Estaba excitada, pero necesitaba alargar aquel momento de lujuria. Hacía tiempo que buscaba un intenso orgasmo, así que se preparó para el éxtasis. En Juan había hallado la horma para sus deseos lascivos. El reportero le facilitó un enorme placer cuando pasó suavemente su lengua por el clítoris y los labios vaginales. Leticia jamás había alcanzado un estado de tanta desinhibición. En ese momento, ambos, instintivamente, se fundieron en un amasijo de carne en movimiento. Leticia gritó, y gritó con ganas. Aquel orgasmo sirvió para aliviar la muerte de su progenitor. También para darse cuenta de que podía enamorarse de Juan. Ante sí tenía a un hombre honesto, valiente, cariñoso y un buen amante. Lo que buscaba desde hacía años. Ella era una mujer con experiencia, pero torpe en sus relaciones con los hombres.

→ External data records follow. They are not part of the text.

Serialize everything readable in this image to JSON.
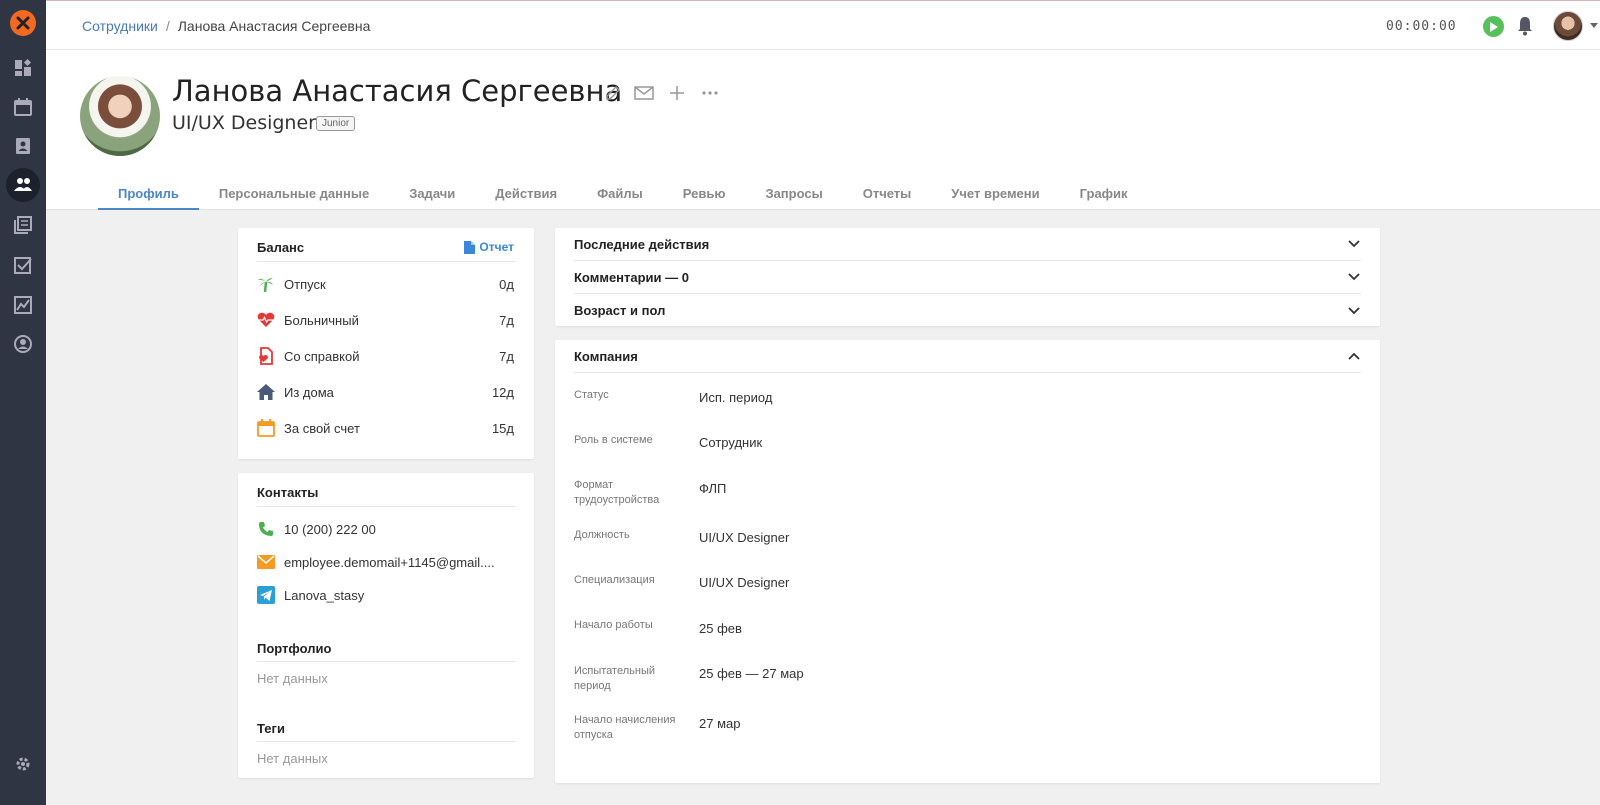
{
  "breadcrumb": {
    "parent": "Сотрудники",
    "separator": "/",
    "current": "Ланова Анастасия Сергеевна"
  },
  "timer": {
    "value": "00:00:00"
  },
  "profile": {
    "name": "Ланова Анастасия Сергеевна",
    "role": "UI/UX Designer",
    "level": "Junior"
  },
  "tabs": [
    {
      "label": "Профиль",
      "active": true
    },
    {
      "label": "Персональные данные"
    },
    {
      "label": "Задачи"
    },
    {
      "label": "Действия"
    },
    {
      "label": "Файлы"
    },
    {
      "label": "Ревью"
    },
    {
      "label": "Запросы"
    },
    {
      "label": "Отчеты"
    },
    {
      "label": "Учет времени"
    },
    {
      "label": "График"
    }
  ],
  "balance": {
    "title": "Баланс",
    "report_label": "Отчет",
    "items": [
      {
        "label": "Отпуск",
        "value": "0д",
        "icon": "palm-tree-icon",
        "color": "#4caf50"
      },
      {
        "label": "Больничный",
        "value": "7д",
        "icon": "heart-pulse-icon",
        "color": "#e53935"
      },
      {
        "label": "Со справкой",
        "value": "7д",
        "icon": "medical-note-icon",
        "color": "#e53935"
      },
      {
        "label": "Из дома",
        "value": "12д",
        "icon": "home-icon",
        "color": "#4a5a78"
      },
      {
        "label": "За свой счет",
        "value": "15д",
        "icon": "calendar-icon",
        "color": "#f59b23"
      }
    ]
  },
  "contacts": {
    "title": "Контакты",
    "phone": "10 (200) 222 00",
    "email": "employee.demomail+1145@gmail....",
    "telegram": "Lanova_stasy",
    "portfolio_title": "Портфолио",
    "portfolio_value": "Нет данных",
    "tags_title": "Теги",
    "tags_value": "Нет данных"
  },
  "accordion": [
    {
      "label": "Последние действия"
    },
    {
      "label": "Комментарии — 0"
    },
    {
      "label": "Возраст и пол"
    }
  ],
  "company": {
    "title": "Компания",
    "fields": [
      {
        "label": "Статус",
        "value": "Исп. период"
      },
      {
        "label": "Роль в системе",
        "value": "Сотрудник"
      },
      {
        "label": "Формат трудоустройства",
        "value": "ФЛП"
      },
      {
        "label": "Должность",
        "value": "UI/UX Designer"
      },
      {
        "label": "Специализация",
        "value": "UI/UX Designer"
      },
      {
        "label": "Начало работы",
        "value": "25 фев"
      },
      {
        "label": "Испытательный период",
        "value": "25 фев — 27 мар"
      },
      {
        "label": "Начало начисления отпуска",
        "value": "27 мар"
      }
    ]
  },
  "colors": {
    "accent": "#4a86c8",
    "sidebar": "#2f3542",
    "logo": "#f26a21",
    "play": "#56c15b"
  }
}
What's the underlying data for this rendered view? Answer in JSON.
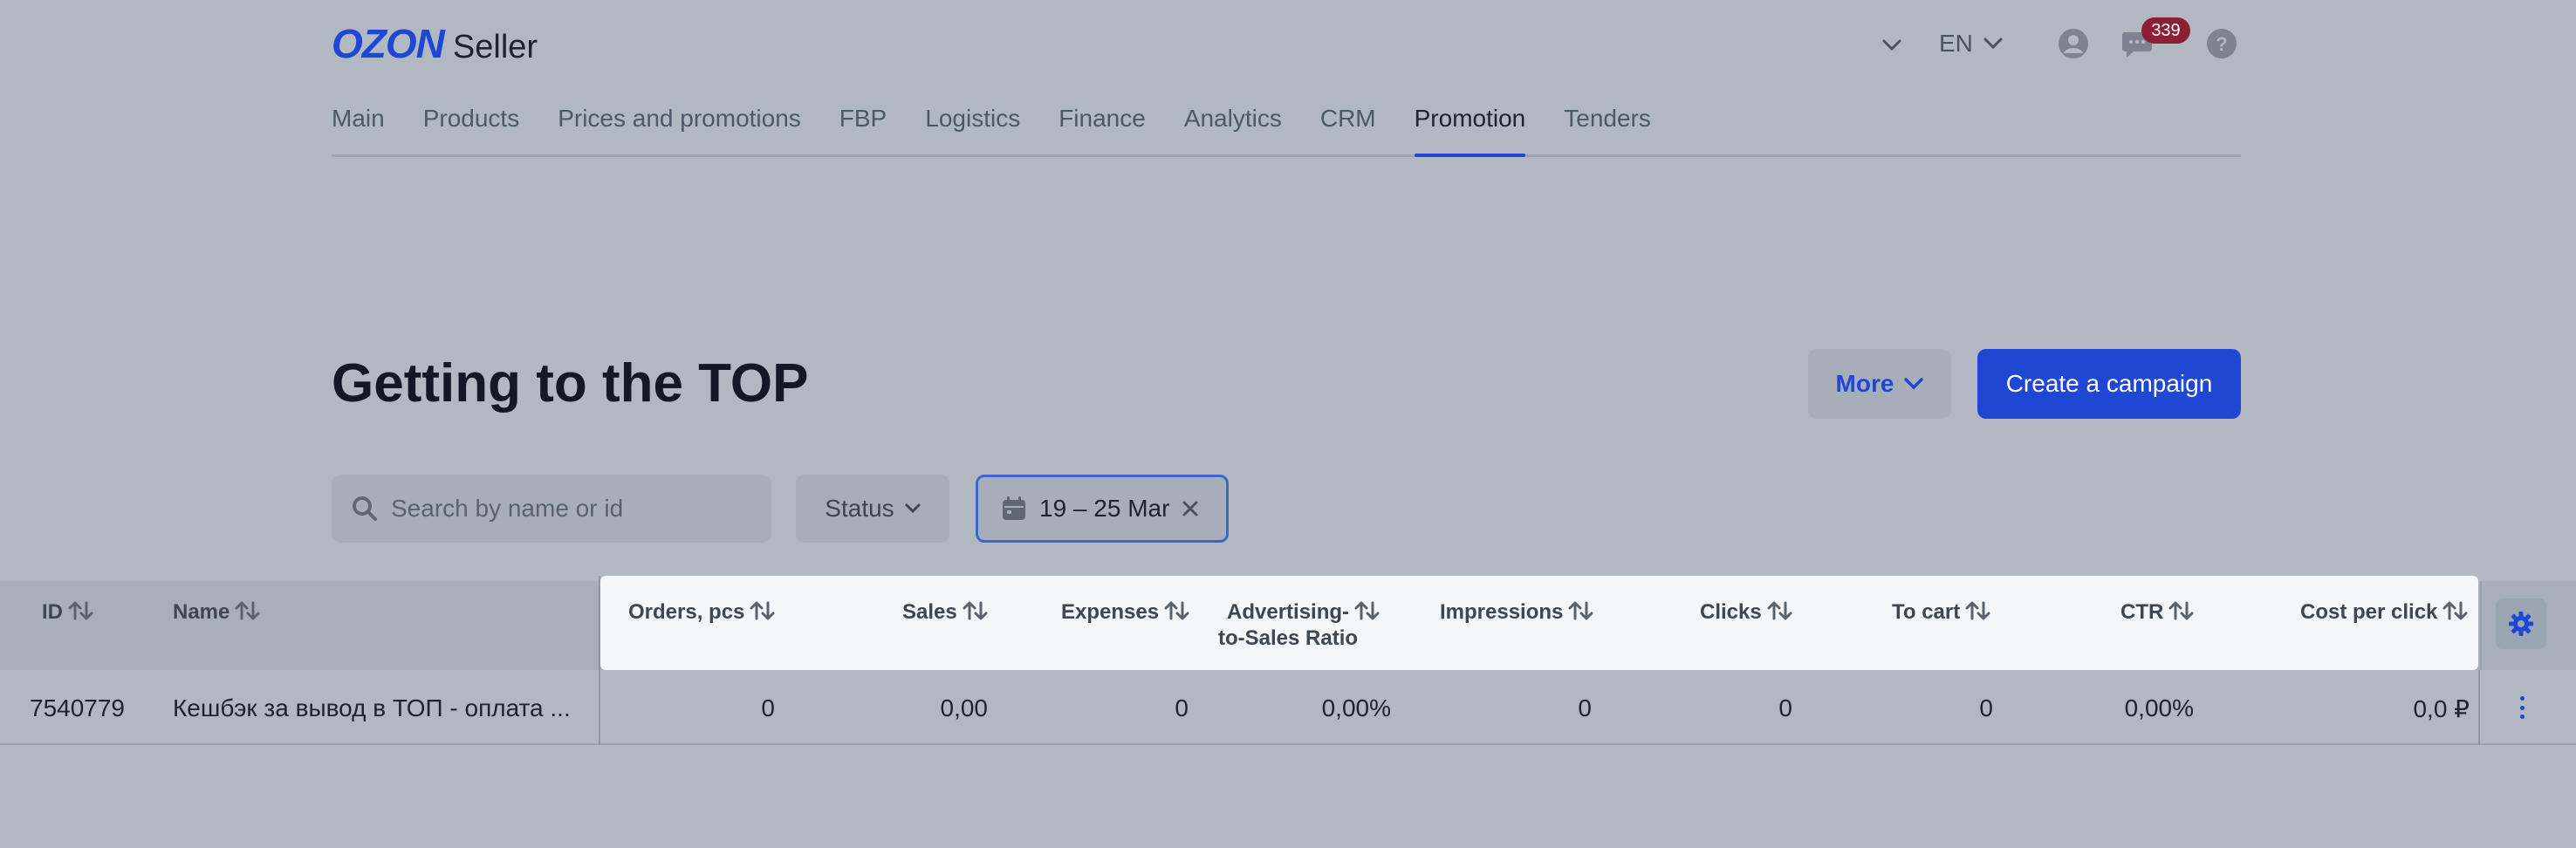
{
  "header": {
    "logo_brand": "OZON",
    "logo_suffix": "Seller",
    "language": "EN",
    "chat_badge": "339"
  },
  "nav": {
    "items": [
      {
        "label": "Main"
      },
      {
        "label": "Products"
      },
      {
        "label": "Prices and promotions"
      },
      {
        "label": "FBP"
      },
      {
        "label": "Logistics"
      },
      {
        "label": "Finance"
      },
      {
        "label": "Analytics"
      },
      {
        "label": "CRM"
      },
      {
        "label": "Promotion"
      },
      {
        "label": "Tenders"
      }
    ],
    "active": "Promotion"
  },
  "page": {
    "title": "Getting to the TOP",
    "more_label": "More",
    "create_label": "Create a campaign"
  },
  "filters": {
    "search_placeholder": "Search by name or id",
    "status_label": "Status",
    "date_range": "19 – 25 Mar"
  },
  "table": {
    "columns": {
      "id": "ID",
      "name": "Name",
      "orders": "Orders, pcs",
      "sales": "Sales",
      "expenses": "Expenses",
      "ratio_line1": "Advertising-",
      "ratio_line2": "to-Sales Ratio",
      "impressions": "Impressions",
      "clicks": "Clicks",
      "to_cart": "To cart",
      "ctr": "CTR",
      "cpc": "Cost per click"
    },
    "rows": [
      {
        "id": "7540779",
        "name": "Кешбэк за вывод в ТОП - оплата ...",
        "orders": "0",
        "sales": "0,00",
        "expenses": "0",
        "ratio": "0,00%",
        "impressions": "0",
        "clicks": "0",
        "to_cart": "0",
        "ctr": "0,00%",
        "cpc": "0,0 ₽"
      }
    ]
  },
  "colors": {
    "accent": "#1f47d4",
    "background": "#b0b8c1",
    "badge": "#8c1f35"
  }
}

Juan y Leticia permanecieron unos minutos tumbados en la cama boca arriba, extenuados, en silencio. El reportero, desde el primer momento que la vio en Patones, se había sentido atraído por la chispa de aquella mujer. Al margen de su belleza, Leticia irradiaba un encanto excepcional. Era ese tipo de mujer que lleva de calle al macho hispánico. Pero la situación de Juan era contradictoria, porque también estaba enamorado de su soltería. No podía prometerle nada a su nueva compañera. Había caído de cabeza en el pozo de los sentimientos y no sabía cómo salir de aquella encrucijada.

Se quedaron dormidos y despertaron al atardecer. El periodista se sentía confuso, pero no por su inesperado estado sentimental, sino por el caudal de información que seguía sin digerir. Le pidió a Leticia que lo ayudara a recapitular todo lo acontecido. Tenía que colocar las piezas desde el punto de partida. A contrarreloj. El tiempo se le echaba encima y las sorpresas se acumulaban. Quedaron para cenar, pero antes él tenía que pasar por el periódico.